We included 11 studies (674 participants). The risk of bias was high or unclear in all of the included studies. All studies compared needle aspiration to incision and drainage.
All but one of the 11 studies reported on the primary outcome of recurrence. When we pooled data from the 10 studies the recurrence rate was higher in the needle aspiration group compared with incision and drainage: risk ratio (RR) 3.74 (95% confidence interval (CI) 1.63 to 8.59; 612 participants). We detected moderate heterogeneity in this analysis (I2 = 48%). In interpreting the pooled result it is important to note that the evidence for this outcome was of very low quality.
None of the other outcomes (adverse effects of the intervention, time to resumption of normal diet, complications of the disease process and symptom scores) were consistently measured across all studies.

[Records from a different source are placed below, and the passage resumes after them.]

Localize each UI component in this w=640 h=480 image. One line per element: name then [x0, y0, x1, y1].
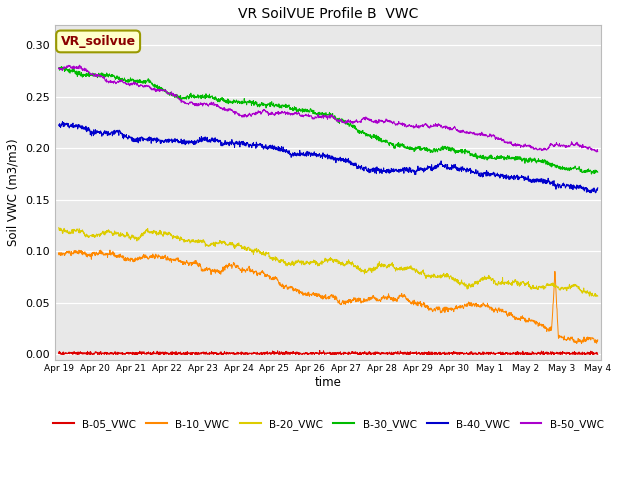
- X-axis label: time: time: [315, 376, 342, 389]
- Title: VR SoilVUE Profile B  VWC: VR SoilVUE Profile B VWC: [238, 7, 419, 21]
- Legend: B-05_VWC, B-10_VWC, B-20_VWC, B-30_VWC, B-40_VWC, B-50_VWC: B-05_VWC, B-10_VWC, B-20_VWC, B-30_VWC, …: [49, 415, 608, 434]
- Text: VR_soilvue: VR_soilvue: [61, 35, 136, 48]
- Y-axis label: Soil VWC (m3/m3): Soil VWC (m3/m3): [7, 138, 20, 246]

Only three studies reported on adverse effects/events associated with the intervention and only one such event in a single patient was reported (post-procedure bleeding following incision and drainage: 1/28, 3.6%) (very low-quality evidence).
Time to resumption of normal diet was compared in two studies; neither found an obvious difference between needle aspiration and incision and drainage (very low-quality evidence).
Only three studies stated that they would report complications of the disease process. In these three studies, the only complication reported was admission to hospital for dehydration in two patients who underwent incision and drainage (2/13, 6.7%).
Symptom scores were measured in four studies; three evaluated pain using different scales and one other symptoms. The data could not be pooled in a meta-analysis. Two studies evaluating procedural pain reported this to be lower in the needle aspiration groups. One study found comparable rates of pain resolution at five days post-intervention between groups. The quality of the evidence for symptom scores was very low.